La couche réseau (couche 3) gère le routage logique (adresses IP) et la transmission inter-réseaux. Cette fonction est reflétée par le cortex pariétal postérieur, qui intègre des informations spatiales et sensorielles pour guider les actions, et l’hippocampe, essentiel pour la navigation et la mémoire spatiale (comme une "table de routage" cognitive). Ces structures déterminent "où" et "comment" l’information doit circuler, tout comme un routeur choisit le meilleur chemin pour les paquets.
La couche transport (couche 4, ex : TCP/UDP) assure la fiabilité des communications (contrôle de flux, segmentation, réassemblage). Le système limbique (amygdale, hypothalamus, etc.) remplit une fonction comparable en régulant les "connexions" émotionnelles et motivationnelles. Par exemple, l’amygdale priorise les signaux de danger (comme TCP priorise les ACK), tandis que l’hypothalamus maintient l’équilibre interne (homéostasie), analogue au contrôle de congestion.
La couche session (couche 5) établit, maintient et synchronise les dialogues entre applications (ex : authentification). Le cortex préfrontal joue ce rôle en gérant les interactions complexes : il initie et supervise les tâches (comme ouvrir/fermer une session), inhibe les distractions (gestion des conflits), et planifie des séquences d’actions (synchronisation). C’est le "modérateur" des processus cognitifs, tout comme la couche session orchestre les échanges réseau.
La couche présentation (couche 6) traduit, crypte et formate les données pour qu’elles soient compréhensibles par l’application (ex : JPEG, mp3, SSL). Le cortex temporal (notamment les aires auditives et visuelles associatives) effectue un travail similaire : il interprète les stimuli sensoriels (parole, objets) en leur donnant du sens (reconnaissance des mots, des visages). Cette couche est le pont entre les signaux bruts et leur représentation abstraite.
Enfin, la couche application (couche 7) correspond aux fonctions de haut niveau (HTTP, FTP, messagerie). Dans le cerveau, le cortex associatif multimodal (comme le cortex pariétal-temporal) intègre des informations variées (visuelles, auditives, mnésiques) pour produire des comportements complexes (langage, raisonnement).
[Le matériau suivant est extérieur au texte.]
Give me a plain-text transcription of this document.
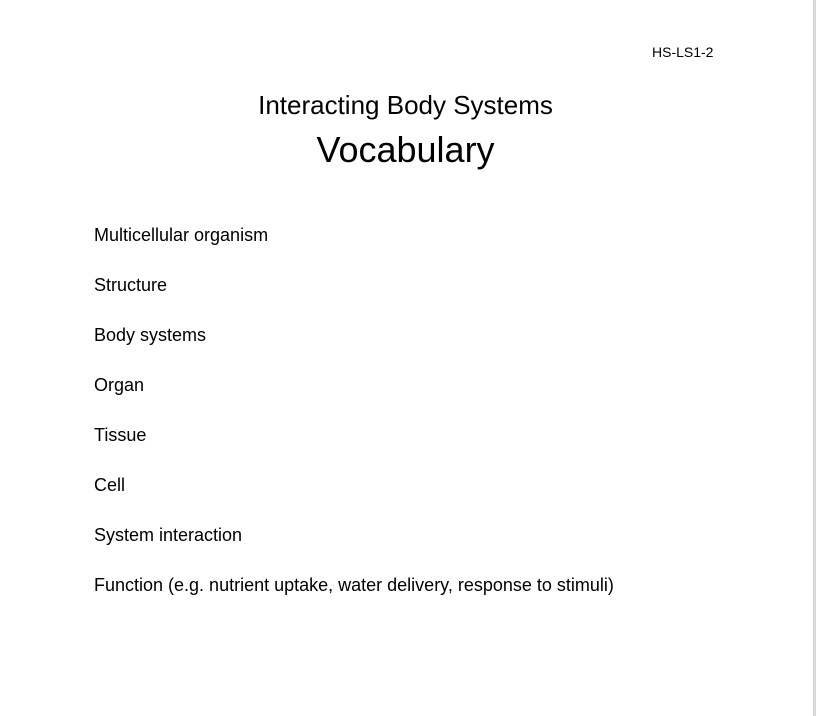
HS-LS1-2
Interacting Body Systems
Vocabulary
Multicellular organism
Structure
Body systems
Organ
Tissue
Cell
System interaction
Function (e.g. nutrient uptake, water delivery, response to stimuli)
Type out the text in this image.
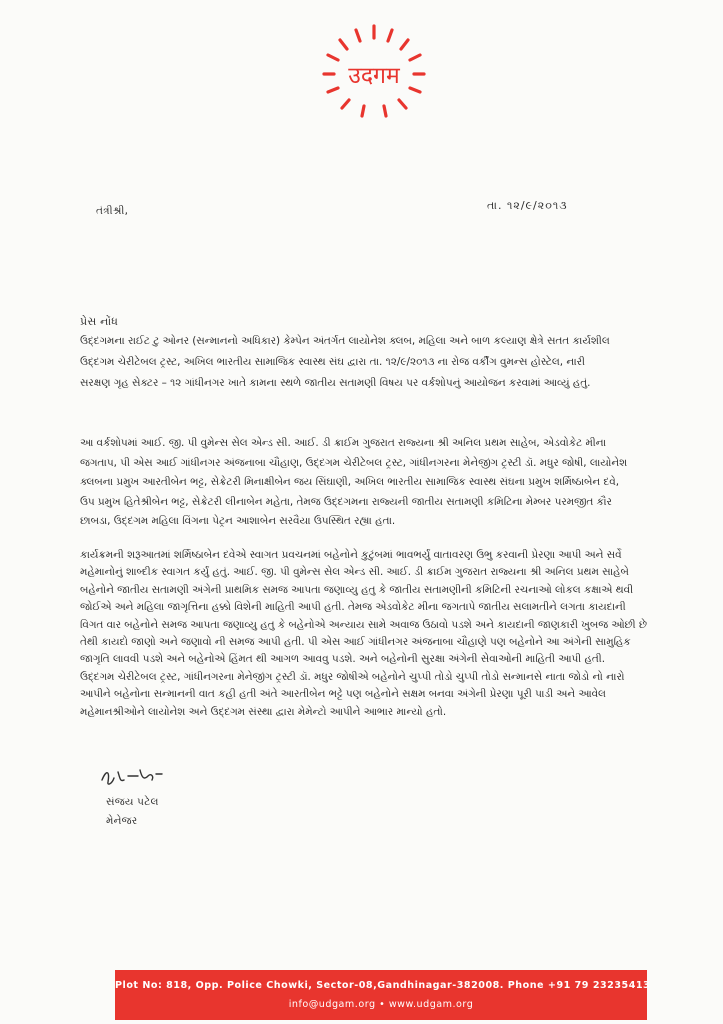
उदगम
તંત્રીશ્રી,	તા. ૧૨/૯/૨૦૧૩
પ્રેસ નોંધ
ઉદ્દગમના રાઈટ ટુ ઓનર (સન્માનનો અધિકાર) કેમ્પેન અંતર્ગત લાયોનેશ ક્લબ, મહિલા અને બાળ કલ્યાણ ક્ષેત્રે સતત કાર્યશીલ
ઉદ્દગમ ચેરીટેબલ ટ્રસ્ટ, અખિલ ભારતીય સામાજિક સ્વાસ્થ સંઘ દ્વારા તા. ૧૨/૯/૨૦૧૩ ના રોજ વર્કીંગ વુમન્સ હોસ્ટેલ, નારી
સરક્ષણ ગૃહ સેક્ટર – ૧૨ ગાંધીનગર ખાતે કામના સ્થળે જાતીય સતામણી વિષય પર વર્કશોપનું આયોજન કરવામાં આવ્યું હતું.
આ વર્કશોપમાં આઈ. જી. પી વુમેન્સ સેલ એન્ડ સી. આઈ. ડી ક્રાઈમ ગુજરાત રાજ્યના શ્રી અનિલ પ્રથમ સાહેબ, એડવોકેટ મીના
જગતાપ, પી એસ આઈ ગાંધીનગર અંજનાબા ચૌહાણ, ઉદ્દગમ ચેરીટેબલ ટ્રસ્ટ, ગાંધીનગરના મેનેજીંગ ટ્રસ્ટી ડૉ. મધુર જોષી, લાયોનેશ
ક્લબના પ્રમુખ આરતીબેન ભટ્ટ, સેક્રેટરી મિનાક્ષીબેન જય સિંઘાણી, અખિલ ભારતીય સામાજિક સ્વાસ્થ સંઘના પ્રમુખ શર્મિષ્ઠાબેન દવે,
ઉપ પ્રમુખ હિતેશ્રીબેન ભટ્ટ, સેક્રેટરી લીનાબેન મહેતા, તેમજ ઉદ્દગમના રાજ્યની જાતીય સતામણી કમિટિના મેમ્બર પરમજીત કૌર
છાબડા, ઉદ્દગમ મહિલા વિંગના પેટ્રન આશાબેન સરવૈયા ઉપસ્થિત રહ્યા હતા.
કાર્યક્રમની શરૂઆતમાં શર્મિષ્ઠાબેન દવેએ સ્વાગત પ્રવચનમાં બહેનોને કુટુંબમાં ભાવભર્યું વાતાવરણ ઉભુ કરવાની પ્રેરણા આપી અને સર્વે
મહેમાનોનું શાબ્દીક સ્વાગત કર્યું હતું. આઈ. જી. પી વુમેન્સ સેલ એન્ડ સી. આઈ. ડી ક્રાઈમ ગુજરાત રાજ્યના શ્રી અનિલ પ્રથમ સાહેબે
બહેનોને જાતીય સતામણી અંગેની પ્રાથમિક સમજ આપતા જણાવ્યુ હતુ કે જાતીય સતામણીની કમિટિની રચનાઓ લોકલ કક્ષાએ થવી
જોઈએ અને મહિલા જાગૃત્તિના હક્કો વિશેની માહિતી આપી હતી. તેમજ એડવોકેટ મીના જગતાપે જાતીય સલામતીને લગતા કાયદાની
વિગત વાર બહેનોને સમજ આપતા જણાવ્યુ હતુ કે બહેનોએ અન્યાય સામે અવાજ ઉઠાવો પડશે અને કાયદાની જાણકારી ખુબજ ઓછી છે
તેથી કાયદો જાણો અને જણાવો ની સમજ આપી હતી. પી એસ આઈ ગાંધીનગર અંજનાબા ચૌહાણે પણ બહેનોને આ અંગેની સામુહિક
જાગૃતિ લાવવી પડશે અને બહેનોએ હિંમત થી આગળ આવવુ પડશે. અને બહેનોની સુરક્ષા અંગેની સેવાઓની માહિતી આપી હતી.
ઉદ્દગમ ચેરીટેબલ ટ્રસ્ટ, ગાંધીનગરના મેનેજીંગ ટ્રસ્ટી ડૉ. મધુર જોષીએ બહેનોને ચુપ્પી તોડો ચુપ્પી તોડો સન્માનસે નાતા જોડો નો નારો
આપીને બહેનોના સન્માનની વાત કહી હતી અંતે આરતીબેન ભટ્ટે પણ બહેનોને સક્ષમ બનવા અંગેની પ્રેરણા પૂરી પાડી અને આવેલ
મહેમાનશ્રીઓને લાયોનેશ અને ઉદ્દગમ સંસ્થા દ્વારા મેમેન્ટો આપીને આભાર માન્યો હતો.
સંજય પટેલ
મેનેજર
Plot No: 818, Opp. Police Chowki, Sector-08,Gandhinagar-382008. Phone +91 79 23235413
info@udgam.org • www.udgam.org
C’est le niveau où l’information devient action ou pensée consciente, tout comme une application transforme les données en services utilisables.
Le cerveau est le produit de millions d’années de sélection naturelle pour traiter l’information efficacement. Si nos technologies empruntent indirectement ces principes, on peut y voir une universalité des principes d’organisation des systèmes complexes.
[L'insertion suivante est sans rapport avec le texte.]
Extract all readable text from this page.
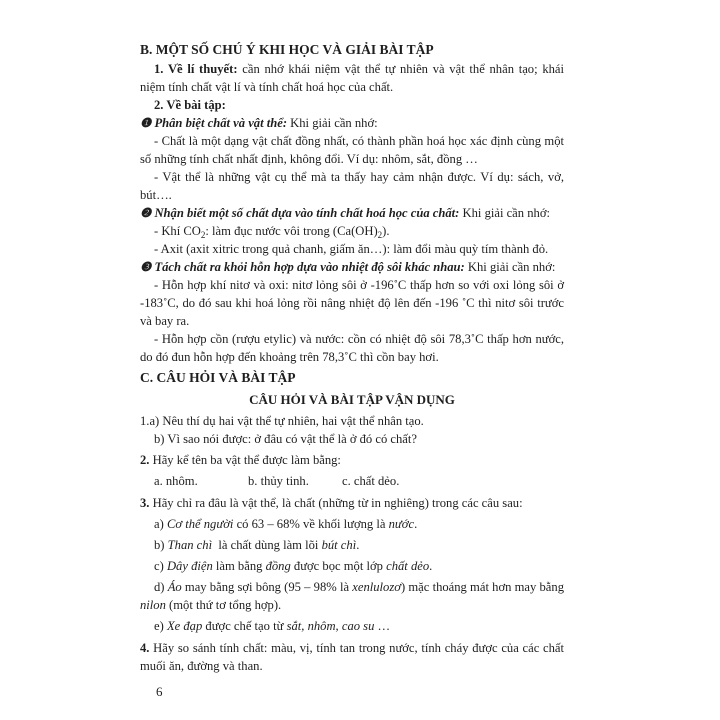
B. MỘT SỐ CHÚ Ý KHI HỌC VÀ GIẢI BÀI TẬP
1. Về lí thuyết: cần nhớ khái niệm vật thể tự nhiên và vật thể nhân tạo; khái niệm tính chất vật lí và tính chất hoá học của chất.
2. Về bài tập:
❶ Phân biệt chất và vật thể: Khi giải cần nhớ:
- Chất là một dạng vật chất đồng nhất, có thành phần hoá học xác định cùng một số những tính chất nhất định, không đổi. Ví dụ: nhôm, sắt, đồng …
- Vật thể là những vật cụ thể mà ta thấy hay cảm nhận được. Ví dụ: sách, vở, bút….
❷ Nhận biết một số chất dựa vào tính chất hoá học của chất: Khi giải cần nhớ:
- Khí $CO_2$: làm đục nước vôi trong $(Ca(OH)_2)$.
- Axit (axit xitric trong quả chanh, giấm ăn…): làm đổi màu quỳ tím thành đỏ.
❸ Tách chất ra khỏi hỗn hợp dựa vào nhiệt độ sôi khác nhau: Khi giải cần nhớ:
- Hỗn hợp khí nitơ và oxi: nitơ lỏng sôi ở -196˚C thấp hơn so với oxi lỏng sôi ở -183˚C, do đó sau khi hoá lỏng rồi nâng nhiệt độ lên đến -196 ˚C thì nitơ sôi trước và bay ra.
- Hỗn hợp cồn (rượu etylic) và nước: cồn có nhiệt độ sôi 78,3˚C thấp hơn nước, do đó đun hỗn hợp đến khoảng trên 78,3˚C thì cồn bay hơi.
C. CÂU HỎI VÀ BÀI TẬP
CÂU HỎI VÀ BÀI TẬP VẬN DỤNG
1.a) Nêu thí dụ hai vật thể tự nhiên, hai vật thể nhân tạo.
b) Vì sao nói được: ở đâu có vật thể là ở đó có chất?
2. Hãy kể tên ba vật thể được làm bằng:
a. nhôm.	b. thủy tinh.	c. chất dẻo.
3. Hãy chỉ ra đâu là vật thể, là chất (những từ in nghiêng) trong các câu sau:
a) Cơ thể người có 63 – 68% về khối lượng là nước.
b) Than chì  là chất dùng làm lõi bút chì.
c) Dây điện làm bằng đồng được bọc một lớp chất dẻo.
d) Áo may bằng sợi bông (95 – 98% là xenlulozơ) mặc thoáng mát hơn may bằng nilon (một thứ tơ tổng hợp).
e) Xe đạp được chế tạo từ sắt, nhôm, cao su …
4. Hãy so sánh tính chất: màu, vị, tính tan trong nước, tính cháy được của các chất muối ăn, đường và than.
6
Pour gérer la complexité, tout système efficace – biologique ou artificiel – doit séparer les tâches en couches spécialisées, tout en assurant leur intégration fluide, afin qu'elles soient universellement robustes.
La similarité frappante entre l’architecture des réseaux informatiques (comme le modèle OSI) et celle du cerveau humain soulève une question fascinante : Avons-nous inconsciemment copié notre propre biologie pour concevoir nos systèmes technologiques ?
Cela ouvre des perspectives pour mieux comprendre le vivant via des modèles informatiques, concevoir des technologies plus intelligentes en s’inspirant du cerveau, unifier des théories entre biologie, physique et informatique.